El precio de la AP-53 y las fórmulas para lograr una reducción de su peaje, e incluso la gratuitad, se ha convertido en los últimos años en arma de confrontación política. En especial durante el pasado mandato del Gobierno bipartito y también en lo que llevamos del actual, con el PP de nuevo al frente de la Xunta. Confrontaciones en el ámbito local, autonómico e incluso nacional que han generado desde preguntas parlamentarias a iniciativas en el Congreso de los Diputados, pasando interpelaciones o mociones. Todo por ahora estéril.

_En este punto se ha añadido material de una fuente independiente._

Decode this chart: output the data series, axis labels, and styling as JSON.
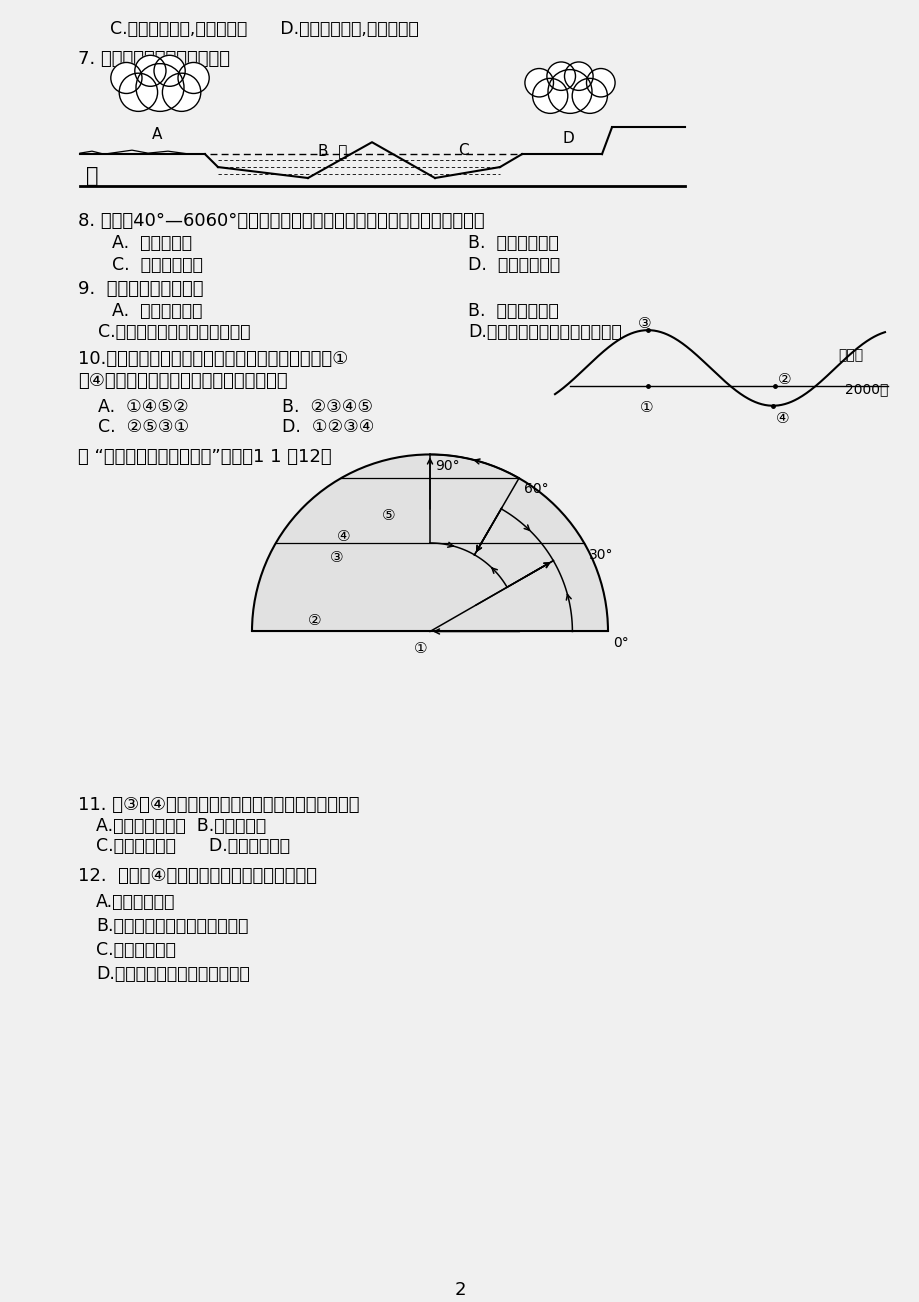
{
  "background_color": "#f0f0f0",
  "page_width": 9.2,
  "page_height": 13.02,
  "dpi": 100,
  "content": {
    "line_c_d": "C.空气中水汽少,地表降温慢      D.大气逆辐射弱,地表降温快",
    "q7_title": "7. 图中四地昼夜温差最小的是",
    "q8_title": "8. 南北纬40°—6060°之间大陆西岸的地区，全年受中纬西风带控制，形成",
    "q8_a": "A.  地中海气候",
    "q8_b": "B.  热带雨林气候",
    "q8_c": "C.  温带海洋气候",
    "q8_d": "D.  热带沙漠气候",
    "q9_title": "9.  地中海气候的特点是",
    "q9_a": "A.  全年高温多雨",
    "q9_b": "B.  全年干燥少雨",
    "q9_c": "C.夏季炎热少雨，冬季温和多雨",
    "q9_d": "D.夏季高温多雨，冬季寒冷干燥",
    "q10_title": "10.右图为热力作用形成的等压面分布示意图，图中①",
    "q10_title2": "至④点的气压，由高到低排列顺序正确的是",
    "q10_a": "A.  ①④⑤②",
    "q10_b": "B.  ②③④⑤",
    "q10_c": "C.  ②⑤③①",
    "q10_d": "D.  ①②③④",
    "q11_intro": "读 “北半球大气环流示意图”，完成1 1 ～12题",
    "q11_title": "11. 受③、④气压带、风带交替控制形成的气候类型是",
    "q11_a": "A.亚热带季风气候  B.地中海气候",
    "q11_c": "C.热带草原气候      D.热带沙漠气候",
    "q12_title": "12.  常年受④风带控制形成气候的基本特征是",
    "q12_a": "A.全年高温多雨",
    "q12_b": "B.夏季寒冷干燥，冬季温和多雨",
    "q12_c": "C.全年温和多雨",
    "q12_d": "D.冬季寒冷干燥，夏季温和多雨",
    "page_num": "2"
  }
}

Entre las últimas iniciativas se encuentra la presentada por el PP en el Congreso. Una proposición no de ley instando al Gobierno central a transferir la AP-53, un paso necesario para que la Xunta aplique la anunciada rebaja del 25% de las tarifas a quienes usen la autopista dos veces al día. En espera de que se lleve a cabo ese proceso -estancado en la actualidad- se insta al Ministerio de Fomento a que aplique rebajas de las tarifas hasta entonces. Entre los argumentos, el agravio comparativo respecto a los usuarios del tramo libre de peaje, la AG-53.